- Mugal Chak Location in Punjab, India Mugal Chak Mugal Chak (India)
- Coordinates: 31°23′44″N 74°53′33″E﻿ / ﻿31.395465°N 74.892377°E
- Country: India
- State: Punjab
- District: Kapurthala

Government
- • Type: Panchayati raj (India)
- • Body: Gram panchayat

Population (2011)
- • Total: 505
- Sex ratio 276/229♂/♀

Languages
- • Official: Punjabi
- • Other spoken: Hindi
- Time zone: UTC+5:30 (IST)
- PIN: 144624
- Telephone code: 01822
- ISO 3166 code: IN-PB
- Vehicle registration: PB-09
- Website: kapurthala.gov.in

= Mugal Chak =

Mugal Chak is a village in Kapurthala district of Punjab State, India.
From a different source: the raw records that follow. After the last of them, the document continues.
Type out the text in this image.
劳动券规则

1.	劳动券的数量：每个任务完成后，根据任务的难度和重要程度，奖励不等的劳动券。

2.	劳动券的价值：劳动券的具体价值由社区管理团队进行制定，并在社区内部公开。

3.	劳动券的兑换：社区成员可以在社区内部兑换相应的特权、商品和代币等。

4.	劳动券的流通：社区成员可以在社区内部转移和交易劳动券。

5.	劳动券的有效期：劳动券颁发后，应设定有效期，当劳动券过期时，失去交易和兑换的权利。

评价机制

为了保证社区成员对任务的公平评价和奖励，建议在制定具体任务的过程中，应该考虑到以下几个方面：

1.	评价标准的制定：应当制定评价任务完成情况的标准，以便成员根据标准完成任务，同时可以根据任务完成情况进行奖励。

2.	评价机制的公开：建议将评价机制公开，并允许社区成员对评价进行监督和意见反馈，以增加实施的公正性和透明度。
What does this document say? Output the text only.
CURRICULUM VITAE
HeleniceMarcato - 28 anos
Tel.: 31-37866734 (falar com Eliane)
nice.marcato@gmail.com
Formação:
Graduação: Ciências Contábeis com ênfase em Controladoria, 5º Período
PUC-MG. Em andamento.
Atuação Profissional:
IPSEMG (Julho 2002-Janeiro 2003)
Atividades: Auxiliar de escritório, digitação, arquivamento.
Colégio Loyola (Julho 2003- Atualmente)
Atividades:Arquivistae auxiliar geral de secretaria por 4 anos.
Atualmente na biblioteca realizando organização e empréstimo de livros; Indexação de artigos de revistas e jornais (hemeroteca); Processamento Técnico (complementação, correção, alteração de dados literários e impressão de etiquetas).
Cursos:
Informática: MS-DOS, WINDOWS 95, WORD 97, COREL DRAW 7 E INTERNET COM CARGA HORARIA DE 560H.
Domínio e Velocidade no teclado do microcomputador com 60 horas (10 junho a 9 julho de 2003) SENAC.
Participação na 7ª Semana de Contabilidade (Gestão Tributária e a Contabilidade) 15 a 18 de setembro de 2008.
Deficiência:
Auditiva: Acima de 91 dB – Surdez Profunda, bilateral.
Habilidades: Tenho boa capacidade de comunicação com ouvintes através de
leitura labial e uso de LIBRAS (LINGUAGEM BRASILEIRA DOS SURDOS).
It is located 25 km from Kapurthala, which is both district and sub-district headquarters of Mugal Chak. The village is administrated by a Sarpanch who is an elected representative of village as per the constitution of India and Panchayati raj (India).

== Demography ==
According to the report published by Census India in 2011, Mugal Chak has total number of 96 houses and population of 505 of which include 276 males and 229 females. Literacy rate of Mugal Chak is 79.57%, higher than state average of 75.84%. The population of children under the age of 6 years is 45 which is 8.91% of total population of Mugal Chak, and child sex ratio is approximately 607, lower than state average of 846.

== Population data ==

| Particulars | Total | Male | Female |
|---|---|---|---|
| Total No. of Houses | 96 | - | - |
| Population | 505 | 276 | 229 |
| Child (0-6) | 45 | 28 | 17 |
| Schedule Caste | 161 | 87 | 74 |
| Schedule Tribe | 0 | 0 | 0 |
| Literacy | 79.57 % | 87.10 % | 70.75 % |
| Total Workers | 159 | 152 | 7 |
| Main Worker | 153 | 0 | 0 |
| Marginal Worker | 6 | 5 | 1 |

==Air travel connectivity==
The closest airport to the village is Sri Guru Ram Dass Jee International Airport.